Add a new return option to vcl_raw{}
:
`return(tunnel(backend));`
This sends the posibly modified req.* to the chosen backend, and
calls into vcl_tunnel{}
when a response OR a failure to get
a response is a reality.
In vcl_tunnel{}
which can see and modify both req.* and beresp.*,
processing can continue with:
return(reset)
TCP_RST
return(close)
TCP_FIN/H2 stream close
return(synth)
Deliver synth HTTP response
return(pipe)
NB: Not going through `vcl_pipe{}` but straight to:
Send beresp to client, then pass bytes
return(tunnel(backend))
Try another backend, come back to `vcl_tunnel{}`
(this obviously needs a counter/limit)
sub vcl_raw {
if (req.http.host) {
set req.http.host = req.http.host.lower();
}
if (req.method == "PRI") {
/* (see: RFC7540) */
return (synth(405));
}
if (!req.http.host && req.proto ~ "^(?i)HTTP/1.1") {
/* In HTTP/1.1, Host is required. */
return (synth(400));
}
if (req.method != "GET" &&
req.method != "HEAD" &&
req.method != "PUT" &&
req.method != "POST" &&
req.method != "TRACE" &&
req.method != "OPTIONS" &&
req.method != "DELETE" &&
req.method != "PATCH") {
/* Non-RFC2616 or CONNECT which is weird. */
set req.http.connection = "close";
return (tunnel); // use default backend
}
std.collect(req.http.X-Forwarded-For);
if (req.http.X-Forwarded-For) {
set req.http.X-Forwarded-For += "," + client.ip;
} else {
set req.http.X-Forwarded-For = client.ip;
}
std.collect(req.http.Cache-Control);
return (recv);
}
sub vcl_tunnel {
return (pipe);
}
sub vcl_recv {
if (req.method != "GET" && req.method != "HEAD") {
/* We only deal with GET and HEAD by default */
return (pass);
}
if (req.http.Authorization || req.http.Cookie) {
/* Not cacheable by default */
return (pass);
}
return (hash);
}
It seems trivial to let both vcl_raw{} and vcl_tunnel{} set up independent VDP filters for both directions. VDP seems the more natural choice than VFP.

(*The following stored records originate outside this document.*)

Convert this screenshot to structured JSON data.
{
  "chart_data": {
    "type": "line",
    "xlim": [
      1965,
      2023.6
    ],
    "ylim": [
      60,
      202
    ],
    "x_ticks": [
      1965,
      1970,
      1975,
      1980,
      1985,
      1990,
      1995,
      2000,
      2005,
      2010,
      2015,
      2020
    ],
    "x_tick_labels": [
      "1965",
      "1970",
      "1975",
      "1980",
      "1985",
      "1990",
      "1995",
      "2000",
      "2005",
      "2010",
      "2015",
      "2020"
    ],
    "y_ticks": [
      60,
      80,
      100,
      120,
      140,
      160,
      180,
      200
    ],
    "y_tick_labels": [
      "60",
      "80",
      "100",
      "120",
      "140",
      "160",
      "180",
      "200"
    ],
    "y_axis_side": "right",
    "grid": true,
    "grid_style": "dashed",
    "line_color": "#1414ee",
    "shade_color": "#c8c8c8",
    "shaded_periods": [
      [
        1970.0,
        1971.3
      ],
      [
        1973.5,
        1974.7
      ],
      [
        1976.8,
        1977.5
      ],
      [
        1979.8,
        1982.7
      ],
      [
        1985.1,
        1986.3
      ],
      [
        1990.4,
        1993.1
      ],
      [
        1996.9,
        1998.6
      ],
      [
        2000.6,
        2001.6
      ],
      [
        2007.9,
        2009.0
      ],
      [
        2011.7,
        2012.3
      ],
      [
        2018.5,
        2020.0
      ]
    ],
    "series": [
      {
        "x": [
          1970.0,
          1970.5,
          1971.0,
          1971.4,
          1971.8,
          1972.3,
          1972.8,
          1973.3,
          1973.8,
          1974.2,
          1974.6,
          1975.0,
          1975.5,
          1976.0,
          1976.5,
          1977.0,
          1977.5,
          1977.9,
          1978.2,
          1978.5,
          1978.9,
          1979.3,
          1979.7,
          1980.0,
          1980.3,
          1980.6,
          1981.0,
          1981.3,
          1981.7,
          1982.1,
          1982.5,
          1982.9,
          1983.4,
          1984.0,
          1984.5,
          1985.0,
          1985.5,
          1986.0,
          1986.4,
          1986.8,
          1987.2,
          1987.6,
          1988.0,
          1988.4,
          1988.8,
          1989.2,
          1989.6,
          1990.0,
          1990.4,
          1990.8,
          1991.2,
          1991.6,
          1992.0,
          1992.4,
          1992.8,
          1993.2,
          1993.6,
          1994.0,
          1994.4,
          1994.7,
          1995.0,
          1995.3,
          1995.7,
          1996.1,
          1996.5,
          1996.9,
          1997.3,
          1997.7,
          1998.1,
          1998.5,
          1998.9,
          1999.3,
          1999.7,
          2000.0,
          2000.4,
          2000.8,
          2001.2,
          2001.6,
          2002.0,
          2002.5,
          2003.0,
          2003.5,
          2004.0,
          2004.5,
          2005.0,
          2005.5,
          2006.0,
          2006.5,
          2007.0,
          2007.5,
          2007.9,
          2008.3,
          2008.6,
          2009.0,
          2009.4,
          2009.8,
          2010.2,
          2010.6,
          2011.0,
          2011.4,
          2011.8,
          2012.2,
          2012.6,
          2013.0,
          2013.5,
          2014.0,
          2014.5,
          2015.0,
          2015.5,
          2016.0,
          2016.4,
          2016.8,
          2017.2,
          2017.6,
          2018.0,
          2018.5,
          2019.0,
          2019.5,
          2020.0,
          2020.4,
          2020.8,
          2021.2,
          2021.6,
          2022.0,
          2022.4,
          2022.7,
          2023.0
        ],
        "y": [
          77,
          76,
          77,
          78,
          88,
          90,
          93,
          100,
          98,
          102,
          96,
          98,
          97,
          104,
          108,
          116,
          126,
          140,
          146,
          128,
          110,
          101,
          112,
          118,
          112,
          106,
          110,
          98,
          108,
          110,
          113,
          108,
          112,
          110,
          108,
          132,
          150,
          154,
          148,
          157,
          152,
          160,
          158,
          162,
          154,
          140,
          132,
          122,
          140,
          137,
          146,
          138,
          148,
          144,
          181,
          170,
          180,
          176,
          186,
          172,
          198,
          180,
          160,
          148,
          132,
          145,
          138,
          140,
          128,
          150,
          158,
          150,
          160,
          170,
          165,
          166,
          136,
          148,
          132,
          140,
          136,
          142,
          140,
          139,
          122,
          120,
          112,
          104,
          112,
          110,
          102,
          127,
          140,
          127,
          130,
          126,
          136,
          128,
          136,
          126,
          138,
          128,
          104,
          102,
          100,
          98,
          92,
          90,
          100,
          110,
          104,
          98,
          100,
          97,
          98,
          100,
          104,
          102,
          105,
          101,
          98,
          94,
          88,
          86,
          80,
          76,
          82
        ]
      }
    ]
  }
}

A logical way to introduce vcl_raw{} could be to retire vcl_pipe{}, as this will alert pretty much all the users who might have to do something to their VCL as a result of these changes.
I have not thought this one through, but as far as I can tell, it could be shoe-horned into vcl_raw{}
but it might not be pretty.
There is an argument for having a vcl_$(transport){}
, and H2 SETTINGS may be a good argument for it.